The Supreme Court rendered the 107-Tai-Shang-574 Civil Decision of April 11, 2019 (hereinafter, the “Decision”), holding that when determining there is drunk driving that may lead to a traffic hazard, a police officer may stop the vehicle for a spot check; and if the driver fails to comply and drives on, the police officer cannot be requested not to stop the vehicle if the likelihood of hazard cannot be eliminated.
According to the facts underlying this Decision, the Appellant asserted that the individual who was not a party to this lawsuit, and who was affiliated with the Appellee had surmised that Individual A was driving drunk and had intended to check. However, Individual A turned left after driving away from a restaurant (in an opposite direction from the position of the police car). The two police officers drove the police car and turned left to the opposite lane when the red light was on in violation of traffic regulations to tail the small passenger vehicle at issue at a short distance behind. Realizing that he was being followed by a police car, Individual A panicked, went through a red light and made a u turn to the opposite lane while increasing his driving speed. The small passenger vehicle at issue subsequently overturned after hitting a tree on the road side because of its high speed. As a result, Individual A was injured and died after he was hospitalized. Therefore, the Appellants, who are his children and spouse, sought compensation pursuant to relevant requirements such as the National Compensation Law. After the original trial court ruled against them, the Appellants appealed.
According to this Decision, the police may stop a vehicle for a spot check after they objectively and reasonably determine the likelihood of a traffic hazard caused by drunk driving based on all kinds of evidence. Otherwise, this would go against the mission of the police to prevent hazards. If a driver drives on without stopping the vehicle as instructed, not only the probability of an accident can increase, but also the police will be more suspicious of a likelihood of crime. Under such circumstances where the probability of a hazard cannot be surely ruled out, the police certainly cannot be asked to stop the interception and to merely cite the traffic violation or collect evidence by using scientific instruments, instead of following and stopping the vehicle.
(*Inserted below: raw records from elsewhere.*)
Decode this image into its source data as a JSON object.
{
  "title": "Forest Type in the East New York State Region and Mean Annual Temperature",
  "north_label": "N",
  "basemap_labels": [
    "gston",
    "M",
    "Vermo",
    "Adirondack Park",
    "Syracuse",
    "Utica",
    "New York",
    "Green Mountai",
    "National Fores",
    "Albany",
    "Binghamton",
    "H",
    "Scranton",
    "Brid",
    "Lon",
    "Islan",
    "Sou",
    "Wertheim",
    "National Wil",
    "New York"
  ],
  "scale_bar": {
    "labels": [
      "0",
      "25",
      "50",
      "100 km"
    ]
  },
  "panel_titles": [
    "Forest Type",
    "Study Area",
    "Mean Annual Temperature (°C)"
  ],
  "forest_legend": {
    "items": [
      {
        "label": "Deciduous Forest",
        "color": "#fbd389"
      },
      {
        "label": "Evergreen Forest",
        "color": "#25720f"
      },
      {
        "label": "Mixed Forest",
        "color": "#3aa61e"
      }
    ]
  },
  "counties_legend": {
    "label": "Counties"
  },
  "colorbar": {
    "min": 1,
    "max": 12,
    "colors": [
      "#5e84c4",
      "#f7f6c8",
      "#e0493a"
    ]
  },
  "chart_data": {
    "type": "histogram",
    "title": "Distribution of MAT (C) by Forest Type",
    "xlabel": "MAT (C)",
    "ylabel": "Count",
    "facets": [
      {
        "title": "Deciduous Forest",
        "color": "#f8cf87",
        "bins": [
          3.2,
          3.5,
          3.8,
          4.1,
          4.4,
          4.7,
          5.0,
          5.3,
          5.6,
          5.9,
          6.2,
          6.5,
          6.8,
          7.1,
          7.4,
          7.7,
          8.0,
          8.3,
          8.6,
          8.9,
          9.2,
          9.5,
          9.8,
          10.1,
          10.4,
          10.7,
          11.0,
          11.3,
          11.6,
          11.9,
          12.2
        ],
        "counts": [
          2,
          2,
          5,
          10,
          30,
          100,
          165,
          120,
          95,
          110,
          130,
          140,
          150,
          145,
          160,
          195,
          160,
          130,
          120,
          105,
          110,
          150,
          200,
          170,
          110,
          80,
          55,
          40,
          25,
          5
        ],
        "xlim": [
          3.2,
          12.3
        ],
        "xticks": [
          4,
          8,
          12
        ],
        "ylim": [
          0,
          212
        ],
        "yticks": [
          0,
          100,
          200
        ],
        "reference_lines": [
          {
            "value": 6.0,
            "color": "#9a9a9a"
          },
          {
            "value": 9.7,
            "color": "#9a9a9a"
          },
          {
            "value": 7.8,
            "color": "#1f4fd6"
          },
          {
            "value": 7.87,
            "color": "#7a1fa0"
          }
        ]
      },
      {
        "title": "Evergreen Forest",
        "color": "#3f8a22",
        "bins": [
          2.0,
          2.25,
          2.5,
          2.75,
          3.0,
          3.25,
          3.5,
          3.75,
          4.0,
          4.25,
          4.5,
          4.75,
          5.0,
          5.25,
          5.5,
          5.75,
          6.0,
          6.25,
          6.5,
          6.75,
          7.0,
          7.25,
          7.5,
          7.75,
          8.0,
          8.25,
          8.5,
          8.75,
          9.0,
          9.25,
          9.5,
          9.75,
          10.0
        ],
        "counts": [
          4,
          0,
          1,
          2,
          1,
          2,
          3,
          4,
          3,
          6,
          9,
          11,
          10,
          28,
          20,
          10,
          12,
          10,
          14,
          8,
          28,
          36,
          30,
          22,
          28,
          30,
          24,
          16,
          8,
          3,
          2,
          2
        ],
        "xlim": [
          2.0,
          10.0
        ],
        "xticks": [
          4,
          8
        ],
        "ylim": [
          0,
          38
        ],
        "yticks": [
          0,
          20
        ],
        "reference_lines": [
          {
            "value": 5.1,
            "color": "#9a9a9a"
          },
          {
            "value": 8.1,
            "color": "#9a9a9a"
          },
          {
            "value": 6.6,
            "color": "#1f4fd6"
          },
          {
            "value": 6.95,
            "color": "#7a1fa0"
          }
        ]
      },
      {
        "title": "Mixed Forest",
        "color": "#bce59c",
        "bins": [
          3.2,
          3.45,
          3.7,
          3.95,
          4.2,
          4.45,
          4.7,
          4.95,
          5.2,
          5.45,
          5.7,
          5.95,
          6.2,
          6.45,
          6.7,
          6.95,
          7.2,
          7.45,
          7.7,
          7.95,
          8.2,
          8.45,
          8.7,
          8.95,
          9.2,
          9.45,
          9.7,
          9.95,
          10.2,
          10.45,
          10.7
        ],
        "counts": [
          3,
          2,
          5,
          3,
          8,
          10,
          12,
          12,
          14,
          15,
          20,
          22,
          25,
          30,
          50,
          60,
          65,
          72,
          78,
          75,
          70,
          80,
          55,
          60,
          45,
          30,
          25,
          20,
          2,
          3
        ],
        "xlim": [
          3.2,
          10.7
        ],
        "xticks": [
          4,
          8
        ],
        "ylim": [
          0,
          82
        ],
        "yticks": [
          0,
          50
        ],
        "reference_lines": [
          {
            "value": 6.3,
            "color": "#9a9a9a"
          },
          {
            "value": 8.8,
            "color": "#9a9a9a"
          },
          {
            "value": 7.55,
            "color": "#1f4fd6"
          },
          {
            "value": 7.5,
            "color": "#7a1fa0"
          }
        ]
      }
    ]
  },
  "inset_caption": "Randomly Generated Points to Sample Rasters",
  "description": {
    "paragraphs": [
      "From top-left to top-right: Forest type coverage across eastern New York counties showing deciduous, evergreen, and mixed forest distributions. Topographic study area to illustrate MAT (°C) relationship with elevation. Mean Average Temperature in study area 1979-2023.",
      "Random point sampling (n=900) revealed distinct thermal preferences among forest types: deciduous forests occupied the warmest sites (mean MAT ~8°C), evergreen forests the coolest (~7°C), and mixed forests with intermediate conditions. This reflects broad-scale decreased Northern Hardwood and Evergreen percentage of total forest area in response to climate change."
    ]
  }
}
In addition, according to this Decision, the original decision held that reasonably determining Individual A was likely to commit an offense of unsafe driving under Article 185-3 , Paragraph 1 of the Criminal Code, the two police officers followed Individual A, maintained a certain distance behind, and instructed Individual A to stop his car by flashing a light, honking, sounding a police siren and using a PA system. Since the police officers’ behavior in carrying out their duties was required for maintaining public order and social safety, meets the principle of proportionality, and is not legally inappropriate, the Appellants’ appeal was dismissed.